What would the world be like without opera?
It can all be traced to a lesser-known composer, Jacopo Peri, who invented the genre back in 1597.
Born August 20, 1561, Peri was an Italian composer and singer during the transitional period between the Renaissance and Baroque periods, and is often called the inventor of opera.
Dafne is the earliest known work that, by modern standards, could be considered an opera. It was first performed during Carnival of 1598 at the Palazzo Corsi.
It’s the story of Apollo falling in love with the eponymous nymph, Daphne. Peri wrote the opera for an elite circle of humanists in Florence, the Florentine Camerata.
Most of Peri's Dafne music has been lost, despite its popularity in Europe, but the libretto was published and survives. Florence's ruling Medici family was sufficiently taken with Dafne to allow Peri's next work, Euridice, to be performed as part of Marie de' Medici and Henry IV's wedding celebrations in 1600. Listen to the interesting Euridice prologue…

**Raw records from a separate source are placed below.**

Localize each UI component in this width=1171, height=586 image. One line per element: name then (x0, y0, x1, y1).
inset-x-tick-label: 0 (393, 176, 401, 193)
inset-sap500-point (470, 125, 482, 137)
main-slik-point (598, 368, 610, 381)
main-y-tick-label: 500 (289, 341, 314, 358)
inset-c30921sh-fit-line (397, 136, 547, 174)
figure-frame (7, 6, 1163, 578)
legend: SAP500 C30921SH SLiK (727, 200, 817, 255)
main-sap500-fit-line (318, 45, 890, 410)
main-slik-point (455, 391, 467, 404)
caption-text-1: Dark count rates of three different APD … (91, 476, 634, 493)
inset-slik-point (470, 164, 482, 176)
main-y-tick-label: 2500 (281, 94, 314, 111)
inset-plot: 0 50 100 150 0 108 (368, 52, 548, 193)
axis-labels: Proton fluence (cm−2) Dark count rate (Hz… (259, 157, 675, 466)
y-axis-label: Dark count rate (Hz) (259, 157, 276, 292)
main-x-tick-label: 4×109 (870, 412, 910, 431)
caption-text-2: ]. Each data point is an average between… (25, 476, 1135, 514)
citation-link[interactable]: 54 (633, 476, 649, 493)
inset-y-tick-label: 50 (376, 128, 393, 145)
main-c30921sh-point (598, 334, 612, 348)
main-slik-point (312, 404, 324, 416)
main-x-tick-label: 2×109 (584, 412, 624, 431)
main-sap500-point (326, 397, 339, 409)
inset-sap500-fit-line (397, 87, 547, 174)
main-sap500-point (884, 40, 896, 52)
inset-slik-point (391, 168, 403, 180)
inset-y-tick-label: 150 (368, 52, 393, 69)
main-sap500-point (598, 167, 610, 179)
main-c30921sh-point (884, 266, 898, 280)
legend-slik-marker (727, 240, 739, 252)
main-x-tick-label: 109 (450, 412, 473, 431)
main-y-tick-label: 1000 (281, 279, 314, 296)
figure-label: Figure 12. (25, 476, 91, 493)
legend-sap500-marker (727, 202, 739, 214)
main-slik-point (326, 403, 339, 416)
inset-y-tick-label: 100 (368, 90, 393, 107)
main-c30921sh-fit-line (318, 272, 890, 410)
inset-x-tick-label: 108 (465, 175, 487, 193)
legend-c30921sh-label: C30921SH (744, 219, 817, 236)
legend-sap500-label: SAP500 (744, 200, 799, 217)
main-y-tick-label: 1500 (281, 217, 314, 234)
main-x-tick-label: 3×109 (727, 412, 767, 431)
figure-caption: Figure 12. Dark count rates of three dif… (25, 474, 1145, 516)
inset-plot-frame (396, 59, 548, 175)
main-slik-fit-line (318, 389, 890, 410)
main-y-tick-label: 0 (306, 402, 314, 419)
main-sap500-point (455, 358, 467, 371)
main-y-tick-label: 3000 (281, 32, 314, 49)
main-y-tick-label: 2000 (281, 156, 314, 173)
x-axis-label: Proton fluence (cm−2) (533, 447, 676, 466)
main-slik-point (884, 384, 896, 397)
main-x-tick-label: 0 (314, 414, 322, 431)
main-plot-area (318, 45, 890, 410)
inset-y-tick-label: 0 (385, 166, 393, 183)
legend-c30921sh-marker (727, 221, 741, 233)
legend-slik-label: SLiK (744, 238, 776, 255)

Peri introduced further operas, often collaborating with other composers and wrote a number of other pieces for various court entertainments. His influence on later composers, however, was impressive; this new ‘opera’ style quickly spread throughout Italy and Europe, and would retain its importance for more than three hundred years. In creating the music for Euridice, Peri envisioned a vocal style that is half-sung and half-spoken. The work established in opera the dual resource of aria and recitative, and it explores the use of solo, ensemble and choral singing. With Euridice, Jacopo Peri managed to establish sound principles for operatic composition.
He died on August 12, 1633 in Florence at age 71.